My husband said to me, "Isn't the fact that you're attending a workshop called 'Film Is Not Dead' mean that it film is dead?" Me, "NO!" I let my husband know that there has been a bit of a resurgence in film photography. Labs that were closing down are suddenly hiring again. Sure, it is not the same as fifteen years ago, or even ten years ago but people are discovering the quality can't be beat with digital.
And the biggest evangelist of this is Jonathan Canlas. Pictured below:
I am so so so so happy I signed up for his workshop! As soon as I signed up I was allowed access to the FIND Facebook group and the FIND forum. Wow, this alone was worth the price of the workshop. The group has formed an amazing world-wide community of awesome photographers posting 24/7.
Being in the forum gave me the courage to experiment with film before the workshop. I borrowed my friend's Leica M6 to experiment. After shooting with the Leica I wasn't sure film was for me. Focusing the range finder took some getting used to and I wasn't sure I was getting decent shots. For one roll I thought I was shooting color but oops, it was black and white! And when I finished a roll of film and didn't have any more frames I wanted to "chimp" through my images to delete the so-so ones to take more. I was a little spoiled by the instant gratification of digital. But then I saw the results (that I didn't have to Photoshop) and film is pretty appealing.
Yes, I want a Leica now! (Full disclosure, being a FINDer opens a can of worms for new gear you are going to want. Not that there's not an insane list of gear I want for my digital stuff too. Gear crushing is the curse of every photographer.)
Being on the "thrifty" side I decided to buy a 35mm Nikon F100 (even though most folks shoot medium format) to capture some photos on film. I figured I could use my Nikon lenses I use on my D700 with the F100 and save myself some cash. I finally tested out my Nikon F100 at the workshop and sadly, the piece of crap I got off of eBay is not focusing correctly. It felt off but when I got the film back, I knew for sure. The ones that were in focus though... wow! I love the color. Here are a few samples from my piece of crap camera.
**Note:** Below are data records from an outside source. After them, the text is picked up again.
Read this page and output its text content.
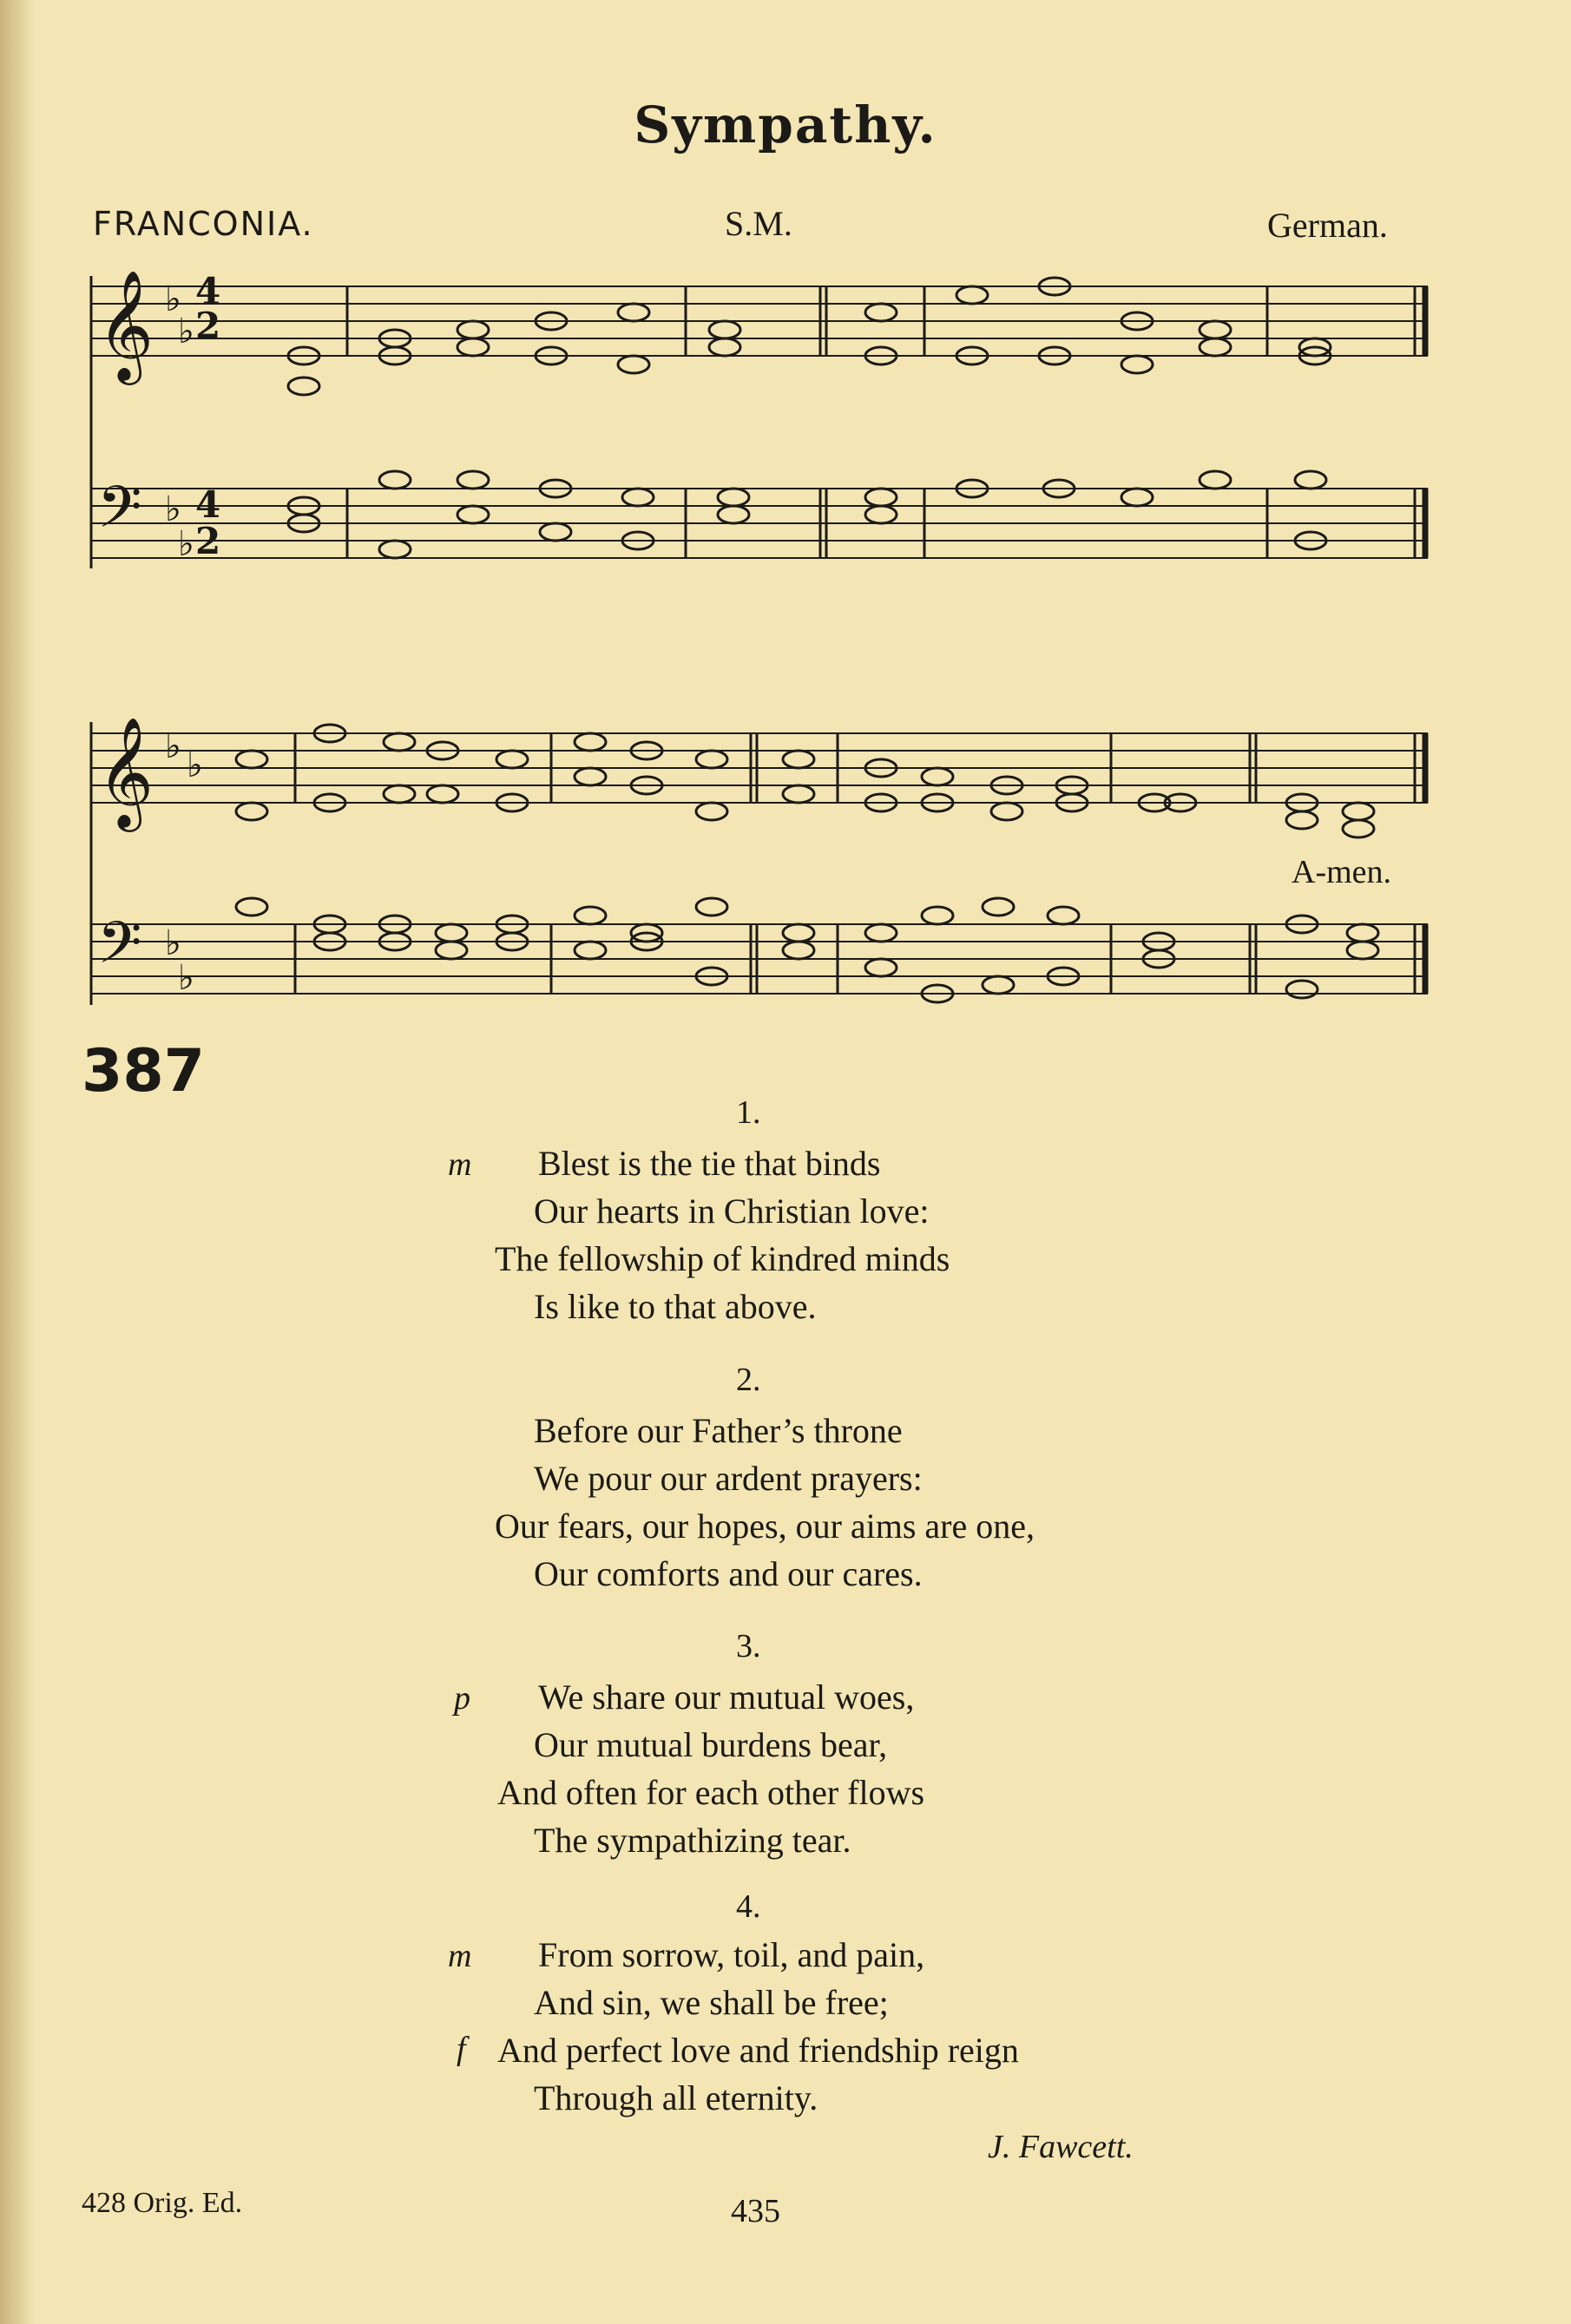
Sympathy.
FRANCONIA.	S.M.	German.
𝄞
𝄢
♭
♭
4
2
♭
♭
4
2
𝄞
𝄢
♭ ♭
♭
♭
A-men.
387
1.
m Blest is the tie that binds
Our hearts in Christian love:
The fellowship of kindred minds
Is like to that above.
2.
Before our Father’s throne
We pour our ardent prayers:
Our fears, our hopes, our aims are one,
Our comforts and our cares.
3.
p We share our mutual woes,
Our mutual burdens bear,
And often for each other flows
The sympathizing tear.
4.
m From sorrow, toil, and pain,
And sin, we shall be free;
f And perfect love and friendship reign
Through all eternity.
J. Fawcett.
428 Orig. Ed.	435
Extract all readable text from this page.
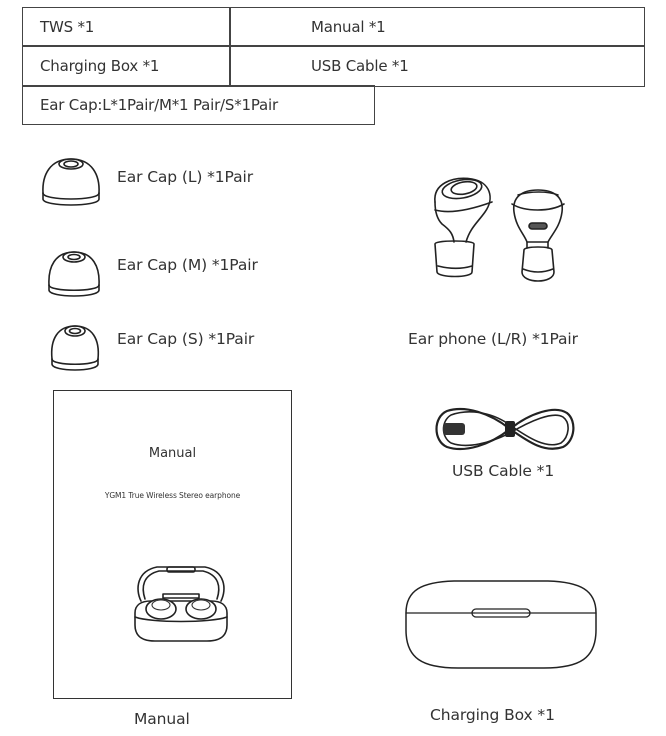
TWS *1	Manual *1
Charging Box *1	USB Cable *1
Ear Cap:L*1Pair/M*1 Pair/S*1Pair
Ear Cap (L) *1Pair
Ear Cap (M) *1Pair
Ear Cap (S) *1Pair	Ear phone (L/R) *1Pair
USB Cable *1
Manual
YGM1 True Wireless Stereo earphone
Manual	Charging Box *1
Yes, a piece of crap camera took these:
Once again, no Photoshop people! (Disclosure #2: I have a love/hate relationship with Photoshop. I love what I can do with it. I hate it for the amount of time it sucks out of me.) Results like this without the post-processing is really luring me in.
I've been continuing to shoot digital in my sessions since the workshop, but as the year goes on I may add a film option for my sessions (once I get that F100 fixed, or bite the bullet for a medium format camera.) Regardless if I chose to continue shooting digitally or in film I will say that the Film Is Not Dead workshop was well worth my money. It has made me a better photographer regardless of the medium. The best part of the workshop was meeting the amazing people in FIND in person and the awesome Jonathan Canlas. Thank you Jon for coming to Seattle! You have a friend in Seattle for life.